Ebooks don’t cost a lot to produce because it is a one time production per format. You have to convert each book to .mobi format for kindle or epub for Apple iTunes and Nook ONE TIME (unless you go back and make revisions after it’s published). You don’t have to hack down trees and fire up the presses every time you need a new run of books. It’s in that format forever. So, yeah, is there pain and suffering involved in getting it formatted correctly? Heck yes. But it’s a one or two time deal. There’s no PHYSICAL STUFF involved.
And yet, traditional publishers, not huge fans of ebooks in general it seems, insist on pricing their ebooks as much or more than the paperbacks. Why? Because, um…? There’s no good reason other than to drive buyers away from ebooks and toward paperback versions. No. Good. Reason. The author isn’t making any more (or at least not much more) because their ebook is priced at $9.99. Their percentage of the cut isn’t changing. And yet I’ve been told not to complain about an ebook’s price because the “author deserves to be paid for their story.” Well, no kidding. Go tell the publisher that’s giving them hardly any return on their ebook sales, not the consumer who asks the question: “Hey, why does A cost the same as B when B takes STUFF to produce and A doesn’t?” That is a valid question, my lovelies.
Quick case in point: I love Robin McKinley. Desperately love her. I have yet to read her book Pegasus, which is the first in a series of two (and now possibly three). Why? Because I got a Kindle for Christmas and I want to read her book on the Kindle, but I KID YOU NOT, it’s $15.99 in ebook format.
That’s MORE than the hardback! And yet, on principle, I’m not going to buy this hardback/paperback because I just spent $100 on a KINDLE and I WANT TO READ IT ON MY DARN KINDLE.
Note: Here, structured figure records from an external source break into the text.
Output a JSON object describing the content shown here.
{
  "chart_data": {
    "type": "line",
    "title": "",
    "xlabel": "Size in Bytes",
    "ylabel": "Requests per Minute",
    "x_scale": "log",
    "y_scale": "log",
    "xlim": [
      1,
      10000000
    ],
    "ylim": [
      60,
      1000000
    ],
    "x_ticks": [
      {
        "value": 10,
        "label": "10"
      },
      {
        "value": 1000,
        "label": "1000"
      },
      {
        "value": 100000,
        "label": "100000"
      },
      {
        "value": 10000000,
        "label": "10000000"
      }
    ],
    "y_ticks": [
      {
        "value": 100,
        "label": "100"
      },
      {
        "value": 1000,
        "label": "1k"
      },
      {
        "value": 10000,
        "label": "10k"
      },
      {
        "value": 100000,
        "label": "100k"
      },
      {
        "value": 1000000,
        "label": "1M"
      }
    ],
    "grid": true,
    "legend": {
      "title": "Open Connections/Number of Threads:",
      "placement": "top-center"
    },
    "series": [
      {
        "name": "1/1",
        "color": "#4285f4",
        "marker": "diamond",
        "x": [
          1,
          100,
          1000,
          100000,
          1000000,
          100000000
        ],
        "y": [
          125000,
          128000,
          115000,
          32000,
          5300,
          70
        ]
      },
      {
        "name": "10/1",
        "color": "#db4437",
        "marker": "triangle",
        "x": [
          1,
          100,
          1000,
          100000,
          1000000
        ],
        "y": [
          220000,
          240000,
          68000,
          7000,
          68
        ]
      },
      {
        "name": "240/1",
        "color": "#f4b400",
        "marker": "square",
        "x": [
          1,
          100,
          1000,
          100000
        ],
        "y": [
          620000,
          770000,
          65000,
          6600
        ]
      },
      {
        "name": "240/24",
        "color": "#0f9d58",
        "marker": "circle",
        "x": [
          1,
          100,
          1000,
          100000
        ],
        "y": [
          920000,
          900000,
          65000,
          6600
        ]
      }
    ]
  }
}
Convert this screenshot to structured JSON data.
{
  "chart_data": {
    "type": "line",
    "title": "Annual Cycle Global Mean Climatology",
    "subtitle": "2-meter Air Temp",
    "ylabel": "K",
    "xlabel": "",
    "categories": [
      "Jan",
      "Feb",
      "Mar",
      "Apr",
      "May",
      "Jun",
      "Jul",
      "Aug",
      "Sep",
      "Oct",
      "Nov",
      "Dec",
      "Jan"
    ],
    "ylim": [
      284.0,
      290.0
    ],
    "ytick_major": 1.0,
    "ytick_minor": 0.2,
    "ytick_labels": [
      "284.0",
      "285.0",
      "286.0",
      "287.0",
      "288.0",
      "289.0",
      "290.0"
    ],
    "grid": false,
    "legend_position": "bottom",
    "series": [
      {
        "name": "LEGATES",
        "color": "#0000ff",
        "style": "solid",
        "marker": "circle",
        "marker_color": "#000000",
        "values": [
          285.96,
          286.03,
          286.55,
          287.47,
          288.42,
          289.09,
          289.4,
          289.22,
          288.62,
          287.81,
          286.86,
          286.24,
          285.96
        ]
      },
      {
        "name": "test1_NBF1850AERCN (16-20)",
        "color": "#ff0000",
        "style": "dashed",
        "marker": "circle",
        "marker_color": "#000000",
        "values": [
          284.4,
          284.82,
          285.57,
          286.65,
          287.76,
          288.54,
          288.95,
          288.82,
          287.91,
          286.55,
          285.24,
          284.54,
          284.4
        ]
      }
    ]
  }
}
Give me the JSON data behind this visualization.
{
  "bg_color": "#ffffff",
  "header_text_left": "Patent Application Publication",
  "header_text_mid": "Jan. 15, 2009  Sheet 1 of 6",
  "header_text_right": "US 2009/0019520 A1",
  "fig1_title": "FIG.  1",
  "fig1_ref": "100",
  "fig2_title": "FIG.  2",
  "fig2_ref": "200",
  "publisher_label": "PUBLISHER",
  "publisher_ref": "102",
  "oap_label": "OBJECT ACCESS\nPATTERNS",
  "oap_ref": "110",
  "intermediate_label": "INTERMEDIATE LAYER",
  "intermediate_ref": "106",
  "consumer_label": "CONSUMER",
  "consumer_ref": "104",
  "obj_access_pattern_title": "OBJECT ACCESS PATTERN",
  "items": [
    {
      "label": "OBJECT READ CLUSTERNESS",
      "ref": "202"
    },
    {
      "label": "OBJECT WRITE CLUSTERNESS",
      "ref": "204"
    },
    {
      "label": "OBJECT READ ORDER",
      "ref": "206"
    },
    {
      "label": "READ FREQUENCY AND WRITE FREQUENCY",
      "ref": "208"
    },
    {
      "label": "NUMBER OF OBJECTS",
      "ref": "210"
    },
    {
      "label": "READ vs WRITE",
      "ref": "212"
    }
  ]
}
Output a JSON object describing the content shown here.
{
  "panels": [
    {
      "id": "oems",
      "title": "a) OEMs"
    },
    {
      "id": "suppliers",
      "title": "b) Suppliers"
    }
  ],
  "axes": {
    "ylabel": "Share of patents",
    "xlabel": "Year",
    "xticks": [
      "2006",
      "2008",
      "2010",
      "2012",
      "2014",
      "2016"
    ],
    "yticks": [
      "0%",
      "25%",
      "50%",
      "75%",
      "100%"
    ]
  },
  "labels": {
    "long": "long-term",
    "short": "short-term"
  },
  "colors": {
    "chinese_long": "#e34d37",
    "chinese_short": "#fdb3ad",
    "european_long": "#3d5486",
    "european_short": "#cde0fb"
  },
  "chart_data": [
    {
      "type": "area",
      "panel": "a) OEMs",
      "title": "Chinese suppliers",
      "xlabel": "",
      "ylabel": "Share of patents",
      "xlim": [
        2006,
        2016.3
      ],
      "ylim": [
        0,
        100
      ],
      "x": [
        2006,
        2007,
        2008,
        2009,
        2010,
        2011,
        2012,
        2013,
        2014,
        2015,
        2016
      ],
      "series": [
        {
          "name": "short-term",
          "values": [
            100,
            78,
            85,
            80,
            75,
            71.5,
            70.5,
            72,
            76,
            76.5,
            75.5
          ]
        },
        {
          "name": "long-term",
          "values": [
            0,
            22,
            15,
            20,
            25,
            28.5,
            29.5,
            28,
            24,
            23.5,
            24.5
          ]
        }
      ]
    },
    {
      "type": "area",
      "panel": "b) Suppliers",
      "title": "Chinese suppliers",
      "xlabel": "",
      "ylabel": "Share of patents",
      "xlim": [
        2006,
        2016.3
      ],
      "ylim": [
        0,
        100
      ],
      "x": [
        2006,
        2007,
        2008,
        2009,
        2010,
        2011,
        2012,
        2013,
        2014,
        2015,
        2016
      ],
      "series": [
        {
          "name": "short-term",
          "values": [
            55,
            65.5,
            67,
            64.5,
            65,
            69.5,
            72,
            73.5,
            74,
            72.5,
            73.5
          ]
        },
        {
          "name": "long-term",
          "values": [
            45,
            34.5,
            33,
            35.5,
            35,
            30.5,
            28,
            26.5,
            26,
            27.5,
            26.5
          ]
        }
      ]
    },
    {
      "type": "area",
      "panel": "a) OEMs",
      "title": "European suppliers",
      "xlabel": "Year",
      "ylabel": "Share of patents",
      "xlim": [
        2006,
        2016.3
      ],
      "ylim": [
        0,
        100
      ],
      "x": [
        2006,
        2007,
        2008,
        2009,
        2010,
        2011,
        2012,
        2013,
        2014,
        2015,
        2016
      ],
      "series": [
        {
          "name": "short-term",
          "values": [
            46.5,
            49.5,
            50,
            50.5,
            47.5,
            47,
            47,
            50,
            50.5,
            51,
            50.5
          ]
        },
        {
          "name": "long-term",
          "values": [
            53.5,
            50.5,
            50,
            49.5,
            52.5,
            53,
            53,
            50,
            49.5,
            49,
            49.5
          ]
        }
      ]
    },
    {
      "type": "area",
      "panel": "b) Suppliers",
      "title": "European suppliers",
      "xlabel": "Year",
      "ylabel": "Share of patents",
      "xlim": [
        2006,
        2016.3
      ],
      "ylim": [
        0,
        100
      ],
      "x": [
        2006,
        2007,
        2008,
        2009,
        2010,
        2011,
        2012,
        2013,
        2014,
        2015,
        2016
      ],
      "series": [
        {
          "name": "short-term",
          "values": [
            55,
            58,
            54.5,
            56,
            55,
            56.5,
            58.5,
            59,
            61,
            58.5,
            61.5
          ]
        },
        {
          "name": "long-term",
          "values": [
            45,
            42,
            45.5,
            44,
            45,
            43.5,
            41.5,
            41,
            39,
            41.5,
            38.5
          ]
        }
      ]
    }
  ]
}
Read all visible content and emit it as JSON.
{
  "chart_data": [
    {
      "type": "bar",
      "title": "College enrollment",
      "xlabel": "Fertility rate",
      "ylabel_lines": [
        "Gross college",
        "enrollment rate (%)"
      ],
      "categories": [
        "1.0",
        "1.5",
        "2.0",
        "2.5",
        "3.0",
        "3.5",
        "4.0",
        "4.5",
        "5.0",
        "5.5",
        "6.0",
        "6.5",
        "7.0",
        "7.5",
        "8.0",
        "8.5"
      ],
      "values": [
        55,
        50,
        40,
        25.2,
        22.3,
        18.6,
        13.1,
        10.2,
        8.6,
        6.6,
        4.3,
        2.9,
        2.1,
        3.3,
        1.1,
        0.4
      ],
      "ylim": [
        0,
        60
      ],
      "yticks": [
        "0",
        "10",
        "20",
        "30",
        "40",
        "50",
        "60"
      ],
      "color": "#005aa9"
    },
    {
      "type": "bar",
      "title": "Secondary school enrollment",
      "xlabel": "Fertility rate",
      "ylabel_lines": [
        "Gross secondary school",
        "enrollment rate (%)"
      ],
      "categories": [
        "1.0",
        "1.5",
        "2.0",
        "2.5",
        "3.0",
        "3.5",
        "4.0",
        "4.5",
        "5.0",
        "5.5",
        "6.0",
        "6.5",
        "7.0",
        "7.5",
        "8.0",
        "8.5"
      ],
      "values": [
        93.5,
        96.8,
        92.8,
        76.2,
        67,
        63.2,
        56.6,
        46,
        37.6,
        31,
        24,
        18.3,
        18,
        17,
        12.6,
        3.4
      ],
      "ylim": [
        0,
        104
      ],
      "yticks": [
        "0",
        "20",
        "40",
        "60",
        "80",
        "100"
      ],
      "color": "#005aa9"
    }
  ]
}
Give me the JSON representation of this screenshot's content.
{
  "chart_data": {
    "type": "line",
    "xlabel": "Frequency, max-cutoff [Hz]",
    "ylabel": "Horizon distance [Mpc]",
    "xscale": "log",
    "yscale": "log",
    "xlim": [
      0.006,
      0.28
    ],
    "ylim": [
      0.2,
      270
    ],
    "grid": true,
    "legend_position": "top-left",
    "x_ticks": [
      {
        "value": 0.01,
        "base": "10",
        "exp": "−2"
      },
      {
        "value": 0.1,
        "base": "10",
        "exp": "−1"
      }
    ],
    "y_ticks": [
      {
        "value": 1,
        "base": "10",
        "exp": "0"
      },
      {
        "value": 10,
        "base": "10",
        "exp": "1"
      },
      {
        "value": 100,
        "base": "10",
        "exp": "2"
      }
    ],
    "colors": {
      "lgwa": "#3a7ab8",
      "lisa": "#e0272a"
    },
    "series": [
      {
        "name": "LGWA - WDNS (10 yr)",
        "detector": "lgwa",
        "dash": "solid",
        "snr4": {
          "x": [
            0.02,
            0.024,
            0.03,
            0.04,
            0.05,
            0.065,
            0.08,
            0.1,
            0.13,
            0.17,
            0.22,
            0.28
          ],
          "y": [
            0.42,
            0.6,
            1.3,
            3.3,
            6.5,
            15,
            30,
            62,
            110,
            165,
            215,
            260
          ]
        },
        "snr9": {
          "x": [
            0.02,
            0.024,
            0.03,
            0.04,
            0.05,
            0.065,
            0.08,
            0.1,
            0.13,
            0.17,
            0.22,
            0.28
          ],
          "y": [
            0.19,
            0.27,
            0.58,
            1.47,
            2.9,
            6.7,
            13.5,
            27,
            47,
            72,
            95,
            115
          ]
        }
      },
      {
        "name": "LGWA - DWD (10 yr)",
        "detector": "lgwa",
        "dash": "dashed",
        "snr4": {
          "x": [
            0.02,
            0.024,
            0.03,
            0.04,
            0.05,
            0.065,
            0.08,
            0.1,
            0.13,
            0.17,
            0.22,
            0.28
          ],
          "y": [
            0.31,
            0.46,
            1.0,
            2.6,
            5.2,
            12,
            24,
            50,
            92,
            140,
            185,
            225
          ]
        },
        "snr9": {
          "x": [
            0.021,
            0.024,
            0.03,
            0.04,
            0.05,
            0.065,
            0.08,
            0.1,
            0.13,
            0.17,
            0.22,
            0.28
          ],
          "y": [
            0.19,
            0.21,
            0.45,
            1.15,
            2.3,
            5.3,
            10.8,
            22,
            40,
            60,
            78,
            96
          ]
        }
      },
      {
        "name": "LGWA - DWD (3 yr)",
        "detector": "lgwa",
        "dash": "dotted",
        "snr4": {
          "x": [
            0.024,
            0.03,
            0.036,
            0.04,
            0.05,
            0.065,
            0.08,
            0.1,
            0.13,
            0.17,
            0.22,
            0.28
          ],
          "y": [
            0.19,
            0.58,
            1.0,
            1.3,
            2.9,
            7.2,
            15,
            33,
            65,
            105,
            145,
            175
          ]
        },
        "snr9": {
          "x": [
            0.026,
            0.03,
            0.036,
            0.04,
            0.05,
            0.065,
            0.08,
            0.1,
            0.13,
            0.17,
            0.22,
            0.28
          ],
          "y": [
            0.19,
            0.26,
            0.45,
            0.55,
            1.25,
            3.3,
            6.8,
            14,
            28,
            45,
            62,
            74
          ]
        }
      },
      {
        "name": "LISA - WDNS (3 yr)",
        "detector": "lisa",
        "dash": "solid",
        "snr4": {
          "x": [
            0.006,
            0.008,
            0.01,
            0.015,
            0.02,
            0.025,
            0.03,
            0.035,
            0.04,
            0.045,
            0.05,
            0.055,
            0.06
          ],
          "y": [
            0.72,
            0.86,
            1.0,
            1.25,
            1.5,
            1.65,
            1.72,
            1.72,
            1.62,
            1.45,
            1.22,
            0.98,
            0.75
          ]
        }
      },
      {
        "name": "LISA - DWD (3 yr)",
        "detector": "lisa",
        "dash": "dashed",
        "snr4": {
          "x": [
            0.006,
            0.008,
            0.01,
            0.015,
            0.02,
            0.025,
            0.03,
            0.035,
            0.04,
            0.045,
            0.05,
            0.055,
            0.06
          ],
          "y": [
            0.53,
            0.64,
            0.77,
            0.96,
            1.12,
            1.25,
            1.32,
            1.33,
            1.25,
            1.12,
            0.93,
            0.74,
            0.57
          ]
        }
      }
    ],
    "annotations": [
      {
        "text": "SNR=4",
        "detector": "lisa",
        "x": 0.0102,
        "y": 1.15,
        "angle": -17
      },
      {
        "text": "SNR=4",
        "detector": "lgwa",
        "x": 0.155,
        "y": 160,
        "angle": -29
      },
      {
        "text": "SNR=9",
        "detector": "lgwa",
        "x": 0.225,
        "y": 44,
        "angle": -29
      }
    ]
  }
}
So, yeah, I love this author. I might even be persuaded to take a bullet for her. But I’m not going to spend $15.99 on a digital copy of the first book in a three book series. That’s asking me to commit to $47.97 for three books I will only have a digital file of! A digital file that her publisher probably had some intern making minimum wage to create.
I realize that the author doesn’t usually get to decide on the pricing of her ebook, unless the author self-publishes. So, I feel bad holding authors responsible by sometimes choosing not to read their books because I don’t want to be manipulated by the publisher into supporting the format they want me to support over the format that I want to read in.
The upside for self-publishers: we get to set the price of our books. And because I refuse to pay over a certain price point, this means I’m reading a lot more self-published authors. For me it is a win/win. I just hope that, eventually, publishers stop over-pricing and embrace the new media.